E allora? E allora servirebbe sangue freddo e un’accorta operazione politica. Sangue freddo vuol dire non abbandonarsi a polemiche scombiccherate e inconcludenti o a confuse e vacue invettive moraleggianti. L’Ue non ha il fisico per contrapporsi agli Usa, e meno che mai a questa Amministrazione Trump: Bruxelles è una specie di Bisanzio. La von der Leyen, scomparsa per settimane (un po’ alla sovietica) per un problema di salute, è ricomparsa nei giorni scorsi ricominciando a parlare di assurdi e antistorici piani green.

Con una prospettiva suicida del genere, mancherebbe solo che i ventisette si imbarcassero in una crociata commerciale (perdente) contro il loro principale partner economico e politico, cioè Washington.
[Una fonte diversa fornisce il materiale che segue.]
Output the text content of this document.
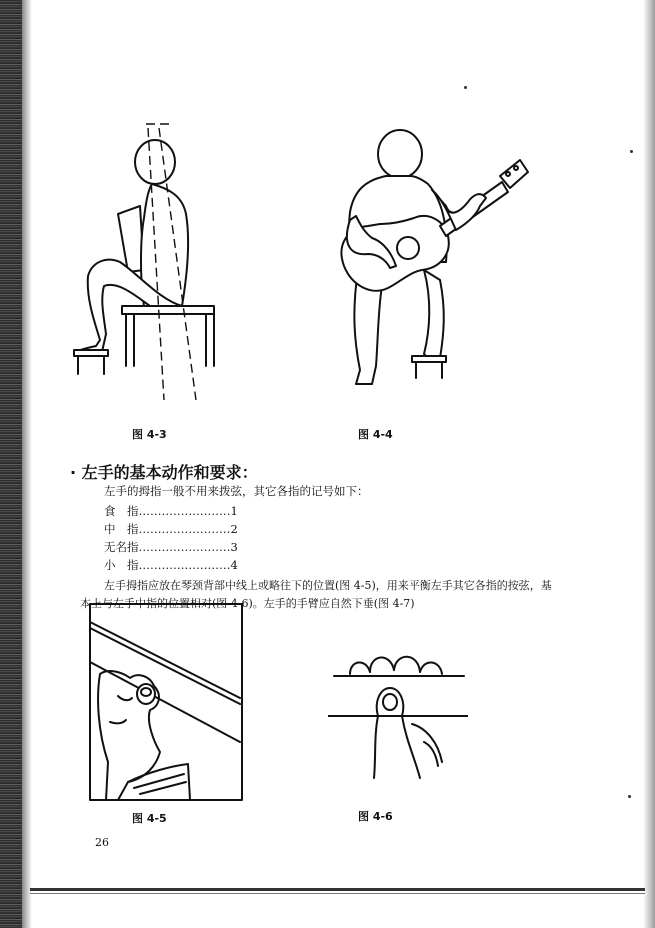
图 4-3	图 4-4
· 左手的基本动作和要求：
左手的拇指一般不用来拨弦，其它各指的记号如下：
食　指……………………1
中　指……………………2
无名指……………………3
小　指……………………4
左手拇指应放在琴颈背部中线上或略往下的位置(图 4-5)，用来平衡左手其它各指的按弦，基
本上与左手中指的位置相对(图 4-6)。左手的手臂应自然下垂(图 4-7)
图 4-5	图 4-6
26
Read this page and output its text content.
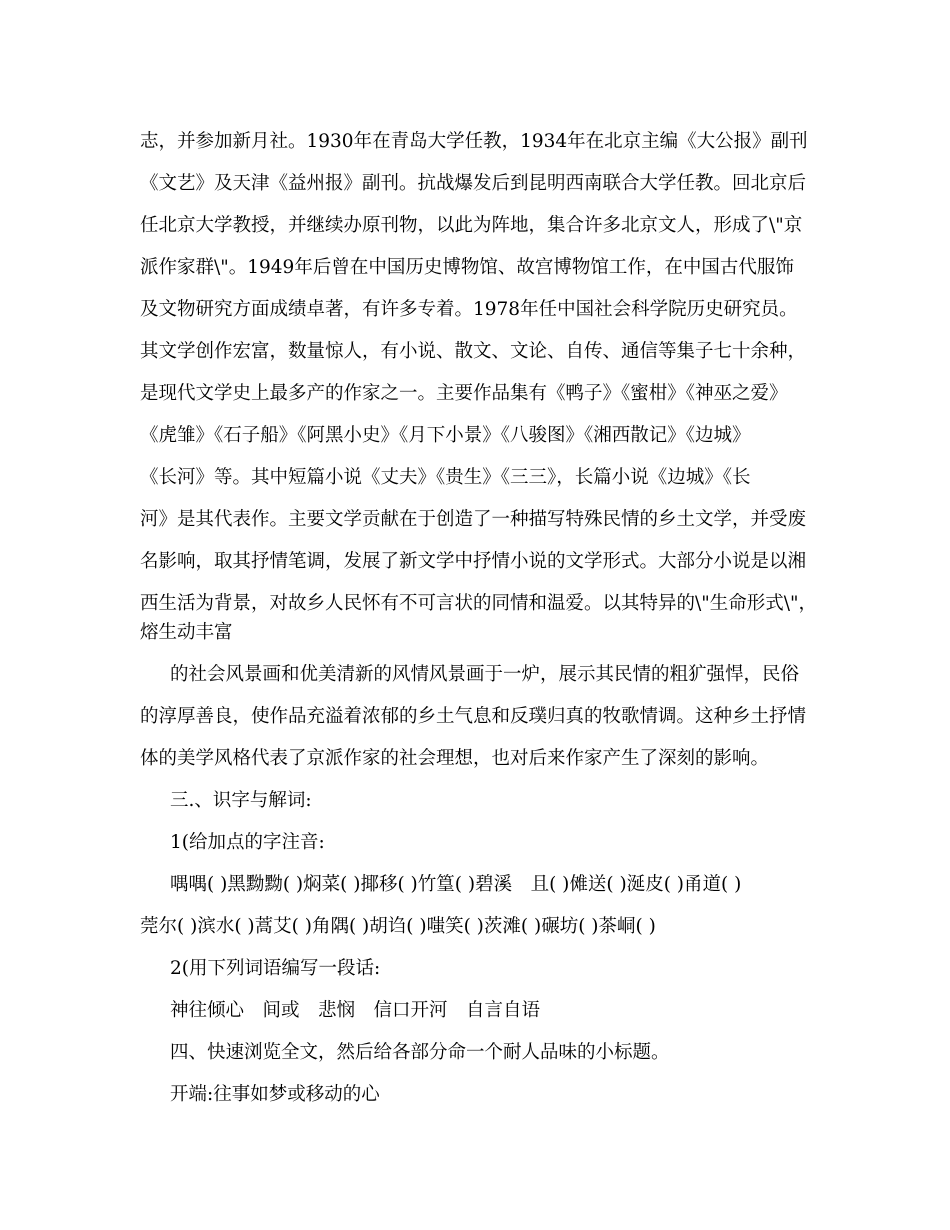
志，并参加新月社。1930年在青岛大学任教，1934年在北京主编《大公报》副刊
《文艺》及天津《益州报》副刊。抗战爆发后到昆明西南联合大学任教。回北京后
任北京大学教授，并继续办原刊物，以此为阵地，集合许多北京文人，形成了\"京
派作家群\"。1949年后曾在中国历史博物馆、故宫博物馆工作，在中国古代服饰
及文物研究方面成绩卓著，有许多专着。1978年任中国社会科学院历史研究员。
其文学创作宏富，数量惊人，有小说、散文、文论、自传、通信等集子七十余种，
是现代文学史上最多产的作家之一。主要作品集有《鸭子》《蜜柑》《神巫之爱》
《虎雏》《石子船》《阿黑小史》《月下小景》《八骏图》《湘西散记》《边城》
《长河》等。其中短篇小说《丈夫》《贵生》《三三》，长篇小说《边城》《长
河》是其代表作。主要文学贡献在于创造了一种描写特殊民情的乡土文学，并受废
名影响，取其抒情笔调，发展了新文学中抒情小说的文学形式。大部分小说是以湘
西生活为背景，对故乡人民怀有不可言状的同情和温爱。以其特异的\"生命形式\"，
熔生动丰富
的社会风景画和优美清新的风情风景画于一炉，展示其民情的粗犷强悍，民俗
的淳厚善良，使作品充溢着浓郁的乡土气息和反璞归真的牧歌情调。这种乡土抒情
体的美学风格代表了京派作家的社会理想，也对后来作家产生了深刻的影响。
三.、识字与解词:
1(给加点的字注音:
喁喁( )黑黝黝( )焖菜( )揶移( )竹篁( )碧溪　且( )傩送( )涎皮( )甬道( )
莞尔( )滨水( )蒿艾( )角隅( )胡诌( )嗤笑( )茨滩( )碾坊( )茶峒( )
2(用下列词语编写一段话:
神往倾心　间或　悲悯　信口开河　自言自语
四、快速浏览全文，然后给各部分命一个耐人品味的小标题。
开端:往事如梦或移动的心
Va dunque evitata la logica della “levata di scudi” anti-americana: sarebbe un suicidio senza neanche il sollievo di un qualche trattamento eutanasico.

Semmai (e sta qui il dolore più acuto degli eurolirici, che ragionano sempre in funzione di Parigi e Berlino) stavolta è l’Italia che si trova in una posizione di oggettivo vantaggio per almeno due ragioni. Per un verso, l’eccellente rapporto che si è già creato tra Meloni e Trump può far sperare che verso Roma l’Amministrazione americana non abbia intenzioni commerciali negative (anzi); e per altro verso, potrebbe essere proprio Giorgia Meloni, con misura, a giocare un ruolo da pontiere. Immaginatevi la depressione e lo scorno di quanti – in Francia, in Germania, e pure in qualche palazzo romano – la sognavano isolata e marginale.